Challenge to Money Laundering Tactic Fails

      WASHINGTON (CN) — A federal judge dismissed claims by Andorran bank owners that the U.S. Treasury tries to duck judicial review in money laundering cases.
     Ramon and Higini Cierco sued the U.S. Treasury and the Financial Crimes Enforcement Network, or FinCEN, for issuing a “death sentence” to the Andorran bank Banc Privada d’Andorra (BPA).
     FinCEN called the bank a “primary money laundering concern,” and ordered U.S. banks to stop doing business with it in 2015, effectively expelling the bank from the U.S. financial system. After Andorran regulators took control of BPA in response to the FinCEN notice, the agency withdrew the notice early this year, finding the bank no longer of “primary money laundering concern,” according to U.S. District Judge James Boasberg’s case summary in his May 18 opinion.
     “The steps taken by the authorities in Andorra sufficiently protect the U.S. financial system from the money laundering risks previously associated with BPA,” FinCEN told the court, in its motion to dismiss.

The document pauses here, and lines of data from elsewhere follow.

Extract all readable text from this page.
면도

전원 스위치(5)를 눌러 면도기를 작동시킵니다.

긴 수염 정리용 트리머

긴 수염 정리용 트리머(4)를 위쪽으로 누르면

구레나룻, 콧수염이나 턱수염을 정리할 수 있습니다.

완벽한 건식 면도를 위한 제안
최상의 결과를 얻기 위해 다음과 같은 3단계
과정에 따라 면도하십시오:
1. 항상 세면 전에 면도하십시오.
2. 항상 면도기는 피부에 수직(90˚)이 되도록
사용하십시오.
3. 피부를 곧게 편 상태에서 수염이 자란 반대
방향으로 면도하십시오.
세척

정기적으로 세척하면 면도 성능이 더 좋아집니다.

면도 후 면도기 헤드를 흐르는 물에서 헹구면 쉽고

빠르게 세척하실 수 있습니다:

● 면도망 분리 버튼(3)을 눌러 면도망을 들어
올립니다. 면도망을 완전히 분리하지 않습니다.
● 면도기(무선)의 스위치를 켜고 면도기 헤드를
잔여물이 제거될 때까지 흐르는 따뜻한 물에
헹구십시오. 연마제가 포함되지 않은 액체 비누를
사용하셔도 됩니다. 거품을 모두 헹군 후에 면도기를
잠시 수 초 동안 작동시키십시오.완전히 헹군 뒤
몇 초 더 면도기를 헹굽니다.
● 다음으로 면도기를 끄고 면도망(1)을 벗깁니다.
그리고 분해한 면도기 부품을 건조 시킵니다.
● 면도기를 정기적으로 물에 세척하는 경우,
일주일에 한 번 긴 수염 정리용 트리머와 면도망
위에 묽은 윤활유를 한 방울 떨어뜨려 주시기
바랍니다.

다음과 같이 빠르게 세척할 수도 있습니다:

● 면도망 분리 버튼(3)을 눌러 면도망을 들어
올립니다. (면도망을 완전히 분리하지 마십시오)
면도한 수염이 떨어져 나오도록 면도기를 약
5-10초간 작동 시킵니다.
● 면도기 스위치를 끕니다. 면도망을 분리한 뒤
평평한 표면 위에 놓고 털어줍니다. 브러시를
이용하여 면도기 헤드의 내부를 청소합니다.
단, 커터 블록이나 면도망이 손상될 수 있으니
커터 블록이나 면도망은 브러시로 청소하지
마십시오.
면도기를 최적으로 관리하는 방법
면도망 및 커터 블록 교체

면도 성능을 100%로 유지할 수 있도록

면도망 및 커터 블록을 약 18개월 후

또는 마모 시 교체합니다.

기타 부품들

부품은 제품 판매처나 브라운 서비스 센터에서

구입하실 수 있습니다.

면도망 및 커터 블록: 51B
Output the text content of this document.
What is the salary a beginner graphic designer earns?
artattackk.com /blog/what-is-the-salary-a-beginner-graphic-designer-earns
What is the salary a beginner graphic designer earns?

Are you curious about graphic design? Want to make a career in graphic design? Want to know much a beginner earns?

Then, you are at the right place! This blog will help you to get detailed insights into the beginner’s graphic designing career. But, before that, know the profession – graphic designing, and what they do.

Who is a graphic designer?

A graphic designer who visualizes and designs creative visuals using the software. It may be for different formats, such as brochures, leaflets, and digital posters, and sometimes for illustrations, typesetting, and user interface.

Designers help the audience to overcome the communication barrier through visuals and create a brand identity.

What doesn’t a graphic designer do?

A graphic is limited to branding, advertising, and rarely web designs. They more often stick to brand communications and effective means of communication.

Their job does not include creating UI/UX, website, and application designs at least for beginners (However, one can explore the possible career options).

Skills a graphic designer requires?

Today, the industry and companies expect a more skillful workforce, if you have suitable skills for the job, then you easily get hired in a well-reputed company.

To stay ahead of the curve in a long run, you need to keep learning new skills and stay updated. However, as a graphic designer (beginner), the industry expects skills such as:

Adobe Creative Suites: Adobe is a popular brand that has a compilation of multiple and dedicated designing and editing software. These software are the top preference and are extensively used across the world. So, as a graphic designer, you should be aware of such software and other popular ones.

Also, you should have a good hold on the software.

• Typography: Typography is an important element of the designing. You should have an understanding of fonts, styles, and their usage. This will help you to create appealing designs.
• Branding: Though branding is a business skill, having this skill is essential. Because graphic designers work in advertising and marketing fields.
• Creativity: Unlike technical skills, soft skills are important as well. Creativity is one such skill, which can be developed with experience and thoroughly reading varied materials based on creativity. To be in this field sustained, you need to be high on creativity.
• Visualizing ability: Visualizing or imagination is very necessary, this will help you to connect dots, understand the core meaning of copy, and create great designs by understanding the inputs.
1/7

     The Ciercos called FinCEN’s decision a “blatant effort to avoid any judicial scrutiny of the legality of its actions,” in a February statement through PR Newswire.
     But Boasberg dismissed the case on Wednesday.
     Boasberg’s ruling spells the plaintiffs’ names “Cicero,” but the complaint and the news release spells it name “Cierco.” They claimed that the Treasury insulates itself from judicial review by issuing a notice, prompting foreign governments to take action against a bank, then withdrawing its notice to moot any challenge.
     Boasberg didn’t buy it.
     “Troubling as these accusations may be in the abstract, the court does not believe this characterization is correct,” the judge wrote.
     U.S. District Judge Christopher Cooper, also in the District of Columbia, ruled in August last year that FinCEN had erred by issuing such a notice to FBME bank, which is headquartered in Tanzania but operates primarily out of Cyprus.
     FBME won an injunction against FinCEN’s “death sentence,” and in November the agency asked for a voluntarily remand to revisit the matter rather than appealing.
     In that case, “Treasury issued its final rule before the plaintiffs brought suit, and it did not withdraw that rule either before or after it was challenged — a course of action that undermines plaintiffs’ belief that the government consistently acts to insulate its decisions from review. In sum, although plaintiffs may not act as foreign banks’ standard bearer in this case, others may serve the same role in the future,” Boasberg said.